A recent Judicial Review case in the Court of Appeal called "Sajjad" illustrated some of the difficulties and it also caused, to borrow a phrase, some scratching of heads.
Mr Sajjad applied for a Tier 1 Entrepreneur extension visa. It seems that he satisfied the job creation criteria but, according to the Home Office, he did not satisfy the funds investment criteria. This is not to say that he had not invested sufficient funds. In his case the amount was a mere £200,000 and the evidence clearly showed that he had spent about £500,000 on his business. But, according to the Home Office, not in the correct manner.
This is a classic situation. The entrepreneur is obviously a genuine and committed entrepreneur who wants to make their business succeed. But allegedly they did not follow the rules quite correctly and, as a result, they face the real possibility of having to leave the UK and abandon running their business.
This, if it actually happens, is a very harsh outcome and it does not seem a great deal "fair". And it also seems rather to defeat the purpose of the Tier 1 Entrepreneur scheme, which is to encourage good businesspeople to come to the UK and stimulate the economy.
But this way of thinking has not done well in the courts. The courts have often said that the Home Office is entitled to write fiendishly complicated rules if it wants to, and that the courts have to respect the rules - which have the force of law behind them - and what they say.
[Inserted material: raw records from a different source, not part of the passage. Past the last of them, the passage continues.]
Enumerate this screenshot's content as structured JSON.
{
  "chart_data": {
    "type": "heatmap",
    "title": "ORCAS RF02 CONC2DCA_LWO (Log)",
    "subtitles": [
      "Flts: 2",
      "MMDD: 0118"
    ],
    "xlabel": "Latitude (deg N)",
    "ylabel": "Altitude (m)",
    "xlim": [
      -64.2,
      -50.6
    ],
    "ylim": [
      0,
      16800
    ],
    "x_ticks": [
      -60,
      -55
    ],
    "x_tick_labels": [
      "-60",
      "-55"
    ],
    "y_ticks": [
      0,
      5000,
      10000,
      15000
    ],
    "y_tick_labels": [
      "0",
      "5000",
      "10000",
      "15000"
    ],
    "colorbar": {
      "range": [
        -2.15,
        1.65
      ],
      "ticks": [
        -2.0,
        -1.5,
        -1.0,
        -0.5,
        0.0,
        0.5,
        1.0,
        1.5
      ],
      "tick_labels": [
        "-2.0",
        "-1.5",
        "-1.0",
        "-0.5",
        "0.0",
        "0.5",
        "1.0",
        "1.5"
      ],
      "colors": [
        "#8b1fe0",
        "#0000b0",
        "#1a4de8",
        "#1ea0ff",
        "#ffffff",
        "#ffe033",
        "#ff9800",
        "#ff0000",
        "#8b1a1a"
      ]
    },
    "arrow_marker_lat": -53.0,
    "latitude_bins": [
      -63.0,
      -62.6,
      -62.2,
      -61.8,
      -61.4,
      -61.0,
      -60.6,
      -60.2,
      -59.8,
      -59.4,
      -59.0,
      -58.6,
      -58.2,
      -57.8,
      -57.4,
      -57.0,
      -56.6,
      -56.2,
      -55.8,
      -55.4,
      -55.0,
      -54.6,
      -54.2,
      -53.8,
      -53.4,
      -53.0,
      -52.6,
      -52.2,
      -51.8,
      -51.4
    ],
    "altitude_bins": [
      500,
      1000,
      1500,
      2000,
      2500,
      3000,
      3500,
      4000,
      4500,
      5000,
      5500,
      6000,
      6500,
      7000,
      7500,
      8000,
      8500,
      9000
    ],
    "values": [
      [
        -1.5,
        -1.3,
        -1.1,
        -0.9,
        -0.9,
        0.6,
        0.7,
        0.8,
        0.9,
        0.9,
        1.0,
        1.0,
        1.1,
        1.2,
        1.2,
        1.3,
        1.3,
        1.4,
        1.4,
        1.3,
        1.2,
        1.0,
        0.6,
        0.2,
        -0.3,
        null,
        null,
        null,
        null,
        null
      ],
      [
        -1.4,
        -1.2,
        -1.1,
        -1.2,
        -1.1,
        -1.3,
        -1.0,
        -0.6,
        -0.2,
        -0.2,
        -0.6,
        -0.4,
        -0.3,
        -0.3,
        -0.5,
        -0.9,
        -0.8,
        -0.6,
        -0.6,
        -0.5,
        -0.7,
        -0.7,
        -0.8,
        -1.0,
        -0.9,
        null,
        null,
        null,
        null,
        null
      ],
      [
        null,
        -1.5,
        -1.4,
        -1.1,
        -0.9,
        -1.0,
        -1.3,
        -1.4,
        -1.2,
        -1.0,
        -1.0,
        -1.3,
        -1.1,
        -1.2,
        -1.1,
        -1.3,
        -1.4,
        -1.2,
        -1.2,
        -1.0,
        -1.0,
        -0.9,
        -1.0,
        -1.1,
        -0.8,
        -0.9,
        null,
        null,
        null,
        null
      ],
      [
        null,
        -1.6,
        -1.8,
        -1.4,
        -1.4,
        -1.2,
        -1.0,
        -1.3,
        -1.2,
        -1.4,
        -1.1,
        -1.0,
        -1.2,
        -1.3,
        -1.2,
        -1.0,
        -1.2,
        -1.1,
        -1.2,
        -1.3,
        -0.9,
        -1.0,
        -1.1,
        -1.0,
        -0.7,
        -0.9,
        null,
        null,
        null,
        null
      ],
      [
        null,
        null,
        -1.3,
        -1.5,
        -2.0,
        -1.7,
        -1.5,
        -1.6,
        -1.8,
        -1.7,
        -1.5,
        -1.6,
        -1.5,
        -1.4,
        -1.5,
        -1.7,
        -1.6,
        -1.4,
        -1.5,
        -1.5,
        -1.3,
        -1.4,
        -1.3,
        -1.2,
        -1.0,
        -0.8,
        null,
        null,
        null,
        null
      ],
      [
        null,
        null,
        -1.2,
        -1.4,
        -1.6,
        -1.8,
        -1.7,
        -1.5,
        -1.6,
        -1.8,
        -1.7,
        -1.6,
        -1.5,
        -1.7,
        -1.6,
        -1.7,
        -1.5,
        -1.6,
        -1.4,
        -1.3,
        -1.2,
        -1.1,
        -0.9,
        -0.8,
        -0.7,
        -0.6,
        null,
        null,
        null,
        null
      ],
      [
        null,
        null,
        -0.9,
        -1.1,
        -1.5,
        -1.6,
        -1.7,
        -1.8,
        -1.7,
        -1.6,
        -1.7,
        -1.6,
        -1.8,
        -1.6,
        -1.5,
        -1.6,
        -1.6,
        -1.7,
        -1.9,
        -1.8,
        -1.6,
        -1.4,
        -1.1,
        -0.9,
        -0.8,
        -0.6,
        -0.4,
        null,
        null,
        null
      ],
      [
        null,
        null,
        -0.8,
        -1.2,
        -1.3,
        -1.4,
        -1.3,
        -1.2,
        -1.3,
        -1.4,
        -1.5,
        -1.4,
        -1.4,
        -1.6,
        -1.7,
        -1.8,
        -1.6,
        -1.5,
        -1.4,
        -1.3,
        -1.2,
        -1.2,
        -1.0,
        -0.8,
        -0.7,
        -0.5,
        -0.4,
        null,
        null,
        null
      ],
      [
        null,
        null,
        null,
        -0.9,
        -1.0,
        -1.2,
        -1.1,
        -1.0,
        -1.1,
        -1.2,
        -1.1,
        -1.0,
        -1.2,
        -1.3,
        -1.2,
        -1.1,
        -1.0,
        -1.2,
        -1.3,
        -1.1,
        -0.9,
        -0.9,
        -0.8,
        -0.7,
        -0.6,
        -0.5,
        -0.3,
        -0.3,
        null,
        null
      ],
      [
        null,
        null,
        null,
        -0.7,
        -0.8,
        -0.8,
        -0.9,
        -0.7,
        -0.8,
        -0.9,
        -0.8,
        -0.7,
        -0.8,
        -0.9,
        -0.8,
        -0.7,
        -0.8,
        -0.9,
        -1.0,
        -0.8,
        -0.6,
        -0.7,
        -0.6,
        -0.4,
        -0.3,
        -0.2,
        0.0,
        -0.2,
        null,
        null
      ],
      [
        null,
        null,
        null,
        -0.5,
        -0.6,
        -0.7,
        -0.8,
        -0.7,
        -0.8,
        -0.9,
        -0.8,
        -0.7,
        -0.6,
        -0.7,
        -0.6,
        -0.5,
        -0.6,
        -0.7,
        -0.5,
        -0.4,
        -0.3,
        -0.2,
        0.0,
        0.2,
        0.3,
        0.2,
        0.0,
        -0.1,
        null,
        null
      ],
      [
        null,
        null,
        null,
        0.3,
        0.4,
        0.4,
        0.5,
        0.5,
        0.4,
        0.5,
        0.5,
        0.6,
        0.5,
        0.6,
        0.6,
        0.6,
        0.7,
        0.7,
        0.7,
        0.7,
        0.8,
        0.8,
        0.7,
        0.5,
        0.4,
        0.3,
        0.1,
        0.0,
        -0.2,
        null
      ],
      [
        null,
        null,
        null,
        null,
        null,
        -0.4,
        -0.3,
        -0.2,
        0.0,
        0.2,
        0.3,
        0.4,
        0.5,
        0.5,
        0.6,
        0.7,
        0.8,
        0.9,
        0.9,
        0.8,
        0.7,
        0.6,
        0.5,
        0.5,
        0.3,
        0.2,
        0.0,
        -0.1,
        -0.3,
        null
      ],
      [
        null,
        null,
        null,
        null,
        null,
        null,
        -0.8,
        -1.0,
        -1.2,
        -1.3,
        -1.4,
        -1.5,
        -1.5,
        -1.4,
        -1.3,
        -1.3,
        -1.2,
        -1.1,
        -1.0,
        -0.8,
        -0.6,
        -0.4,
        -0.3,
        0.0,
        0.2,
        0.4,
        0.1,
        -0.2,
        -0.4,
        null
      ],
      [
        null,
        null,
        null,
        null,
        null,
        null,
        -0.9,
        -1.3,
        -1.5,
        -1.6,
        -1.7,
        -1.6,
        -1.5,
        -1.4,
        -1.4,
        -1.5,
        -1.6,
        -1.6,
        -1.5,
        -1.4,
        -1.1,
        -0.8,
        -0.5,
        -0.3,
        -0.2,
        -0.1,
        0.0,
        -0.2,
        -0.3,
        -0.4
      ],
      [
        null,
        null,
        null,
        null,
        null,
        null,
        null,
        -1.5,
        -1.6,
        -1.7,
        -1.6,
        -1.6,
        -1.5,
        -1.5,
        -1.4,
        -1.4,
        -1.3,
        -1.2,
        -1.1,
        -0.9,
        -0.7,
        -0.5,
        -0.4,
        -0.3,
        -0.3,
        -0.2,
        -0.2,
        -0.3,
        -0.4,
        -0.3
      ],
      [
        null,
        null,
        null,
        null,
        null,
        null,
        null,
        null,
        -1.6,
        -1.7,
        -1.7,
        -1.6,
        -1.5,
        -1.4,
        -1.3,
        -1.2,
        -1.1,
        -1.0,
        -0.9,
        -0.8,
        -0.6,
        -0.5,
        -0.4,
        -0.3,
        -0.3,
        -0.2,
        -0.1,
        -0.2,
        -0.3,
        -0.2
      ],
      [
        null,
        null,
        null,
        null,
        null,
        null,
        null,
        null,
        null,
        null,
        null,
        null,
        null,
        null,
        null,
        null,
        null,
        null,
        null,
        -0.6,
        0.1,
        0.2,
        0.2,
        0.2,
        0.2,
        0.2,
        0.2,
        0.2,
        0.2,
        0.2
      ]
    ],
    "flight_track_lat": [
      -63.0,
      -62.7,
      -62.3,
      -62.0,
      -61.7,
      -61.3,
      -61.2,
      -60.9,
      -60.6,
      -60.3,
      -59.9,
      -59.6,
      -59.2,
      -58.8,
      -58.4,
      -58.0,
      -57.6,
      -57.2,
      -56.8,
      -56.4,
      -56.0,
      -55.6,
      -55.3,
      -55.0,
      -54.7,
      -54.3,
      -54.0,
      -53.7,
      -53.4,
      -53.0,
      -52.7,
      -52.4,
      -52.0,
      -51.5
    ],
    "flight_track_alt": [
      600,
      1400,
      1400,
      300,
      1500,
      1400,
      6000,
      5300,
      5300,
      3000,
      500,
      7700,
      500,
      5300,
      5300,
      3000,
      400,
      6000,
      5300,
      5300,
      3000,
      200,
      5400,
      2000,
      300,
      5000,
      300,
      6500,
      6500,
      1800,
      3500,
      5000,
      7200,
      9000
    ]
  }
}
In one previous case a judge said that "occasional harsh outcomes are a price that has to be paid for the perceived advantages of the PBS" - ie the points-based system, of which the Tier 1 Entrepreneur scheme is part.
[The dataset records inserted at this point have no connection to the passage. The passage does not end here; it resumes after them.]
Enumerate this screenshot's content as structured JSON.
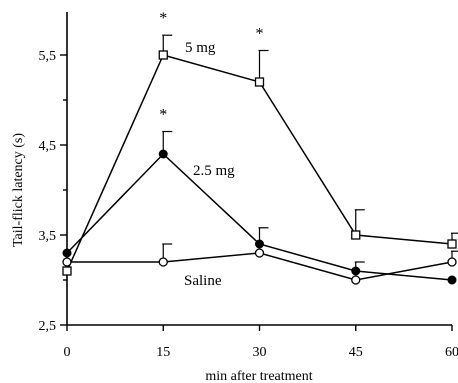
{
  "chart_data": {
    "type": "line",
    "xlabel": "min after treatment",
    "ylabel": "Tail-flick latency (s)",
    "x": [
      0,
      15,
      30,
      45,
      60
    ],
    "x_ticks": [
      "0",
      "15",
      "30",
      "45",
      "60"
    ],
    "y_ticks": [
      "2,5",
      "3,5",
      "4,5",
      "5,5"
    ],
    "xlim": [
      0,
      60
    ],
    "ylim": [
      2.5,
      6.0
    ],
    "grid": false,
    "legend": "none",
    "series": [
      {
        "name": "5 mg",
        "marker": "open-square",
        "values": [
          3.1,
          5.5,
          5.2,
          3.5,
          3.4
        ],
        "errors": [
          0.0,
          0.22,
          0.35,
          0.28,
          0.12
        ],
        "significant": [
          false,
          true,
          true,
          false,
          false
        ]
      },
      {
        "name": "2.5 mg",
        "marker": "filled-circle",
        "values": [
          3.3,
          4.4,
          3.4,
          3.1,
          3.0
        ],
        "errors": [
          0.0,
          0.25,
          0.18,
          0.1,
          0.0
        ],
        "significant": [
          false,
          true,
          false,
          false,
          false
        ]
      },
      {
        "name": "Saline",
        "marker": "open-circle",
        "values": [
          3.2,
          3.2,
          3.3,
          3.0,
          3.2
        ],
        "errors": [
          0.0,
          0.2,
          0.0,
          0.0,
          0.12
        ],
        "significant": [
          false,
          false,
          false,
          false,
          false
        ]
      }
    ],
    "significance_mark": "*"
  }
}
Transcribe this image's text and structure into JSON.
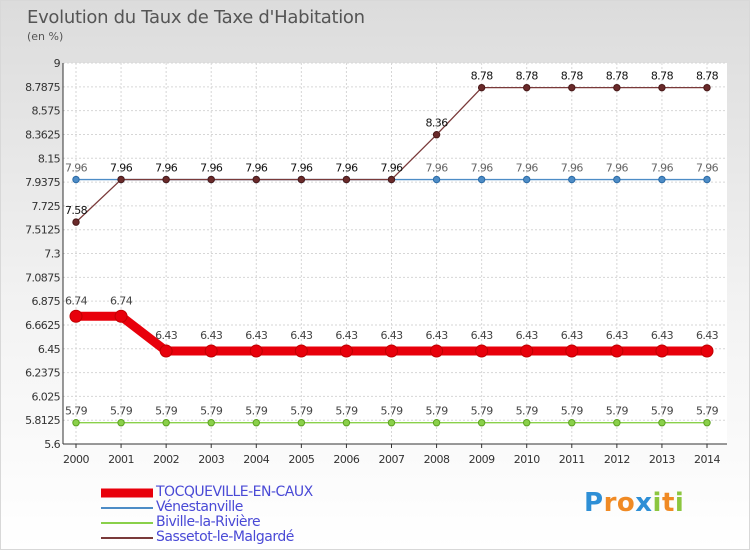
{
  "title": "Evolution du Taux de Taxe d'Habitation",
  "unit": "(en %)",
  "brand": {
    "letters": [
      "P",
      "r",
      "o",
      "x",
      "i",
      "t",
      "i"
    ],
    "colors": [
      "#2e8fd6",
      "#f08a24",
      "#f08a24",
      "#2e8fd6",
      "#8cc63f",
      "#f08a24",
      "#8cc63f"
    ]
  },
  "chart_data": {
    "type": "line",
    "title": "Evolution du Taux de Taxe d'Habitation",
    "ylabel": "(en %)",
    "xlabel": "",
    "x": [
      "2000",
      "2001",
      "2002",
      "2003",
      "2004",
      "2005",
      "2006",
      "2007",
      "2008",
      "2009",
      "2010",
      "2011",
      "2012",
      "2013",
      "2014"
    ],
    "ylim": [
      5.6,
      9
    ],
    "yticks": [
      "5.6",
      "5.8125",
      "6.025",
      "6.2375",
      "6.45",
      "6.6625",
      "6.875",
      "7.0875",
      "7.3",
      "7.5125",
      "7.725",
      "7.9375",
      "8.15",
      "8.3625",
      "8.575",
      "8.7875",
      "9"
    ],
    "grid": true,
    "legend_position": "bottom-left",
    "series": [
      {
        "name": "TOCQUEVILLE-EN-CAUX",
        "color": "#e8000b",
        "values": [
          6.74,
          6.74,
          6.43,
          6.43,
          6.43,
          6.43,
          6.43,
          6.43,
          6.43,
          6.43,
          6.43,
          6.43,
          6.43,
          6.43,
          6.43
        ],
        "labels": [
          "6.74",
          "6.74",
          "6.43",
          "6.43",
          "6.43",
          "6.43",
          "6.43",
          "6.43",
          "6.43",
          "6.43",
          "6.43",
          "6.43",
          "6.43",
          "6.43",
          "6.43"
        ]
      },
      {
        "name": "Vénestanville",
        "color": "#4d8cc6",
        "values": [
          7.96,
          7.96,
          7.96,
          7.96,
          7.96,
          7.96,
          7.96,
          7.96,
          7.96,
          7.96,
          7.96,
          7.96,
          7.96,
          7.96,
          7.96
        ],
        "labels": [
          "7.96",
          "7.96",
          "7.96",
          "7.96",
          "7.96",
          "7.96",
          "7.96",
          "7.96",
          "7.96",
          "7.96",
          "7.96",
          "7.96",
          "7.96",
          "7.96",
          "7.96"
        ]
      },
      {
        "name": "Biville-la-Rivière",
        "color": "#8ad04a",
        "values": [
          5.79,
          5.79,
          5.79,
          5.79,
          5.79,
          5.79,
          5.79,
          5.79,
          5.79,
          5.79,
          5.79,
          5.79,
          5.79,
          5.79,
          5.79
        ],
        "labels": [
          "5.79",
          "5.79",
          "5.79",
          "5.79",
          "5.79",
          "5.79",
          "5.79",
          "5.79",
          "5.79",
          "5.79",
          "5.79",
          "5.79",
          "5.79",
          "5.79",
          "5.79"
        ]
      },
      {
        "name": "Sassetot-le-Malgardé",
        "color": "#7a3a3a",
        "values": [
          7.58,
          7.96,
          7.96,
          7.96,
          7.96,
          7.96,
          7.96,
          7.96,
          8.36,
          8.78,
          8.78,
          8.78,
          8.78,
          8.78,
          8.78
        ],
        "labels": [
          "7.58",
          "7.96",
          "7.96",
          "7.96",
          "7.96",
          "7.96",
          "7.96",
          "7.96",
          "8.36",
          "8.78",
          "8.78",
          "8.78",
          "8.78",
          "8.78",
          "8.78"
        ]
      }
    ]
  }
}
We really wonder what these "perceived advantages" might be in practice but, anyway, the Court of Appeal in the "Sajjad" case reminded itself of this and acted accordingly: the rules must be fully met for the case to succeed, and there is very limited scope for flexibility.
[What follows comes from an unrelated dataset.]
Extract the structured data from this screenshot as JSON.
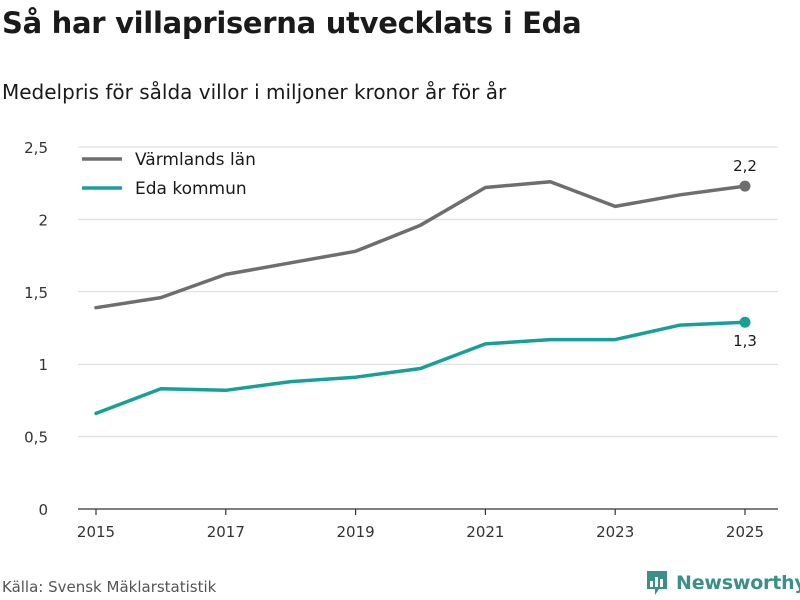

But it seems that this case may - or possibly may not - have developed an important new principle about Tier 1 Entrepreneur investment.
The Home Office lawyer told the court that there are only two possible appropriate methods of investment: by way of investment in company shares or by way of director’s loan to the company. The court appeared to accept what he said, but the wording of the court’s decision was nonetheless rather oblique.
This case suffered from something of a "time warp" factor, which might not have helped. The original Home Office refusal decision had been made as long ago as 2015, and since then several versions of the relevant immigration rules and associated policy guidance have come and gone.
But an examination of the rules existing in 2015 (which were the ones relevant to the court’s decision) suggest that there might be a third option: ie direct investment of funds into the company, not by way of director’s loan. But the court was not sympathetic to this idea. The court preferred the Home Office lawyer’s assertion that such an investment of funds was, by its very nature, a director’s loan, even if not described as such. And Mr Sajjad’s investment had not met the detailed criteria for a director’s loan, so he had fatally fallen foul of the rules, and he was thus unsuccessful.
We feel sorry for Mr Sajjad and we also feel confused, because rules and policy guidance now displayed on the Home Office website seem to clearly envisage the possibility of direct investment into the company for Tier 1 Entrepreneurs. If the court’s decision means what it seems to mean then this material needs to be amended.
However, as we earlier suggested, the court’s decision was not entirely clear. The Court of Appeal has power to strike down immigration rules if they think they are unlawful or irrational but it did not do so in this case.
We hope that some clarification about this will emerge.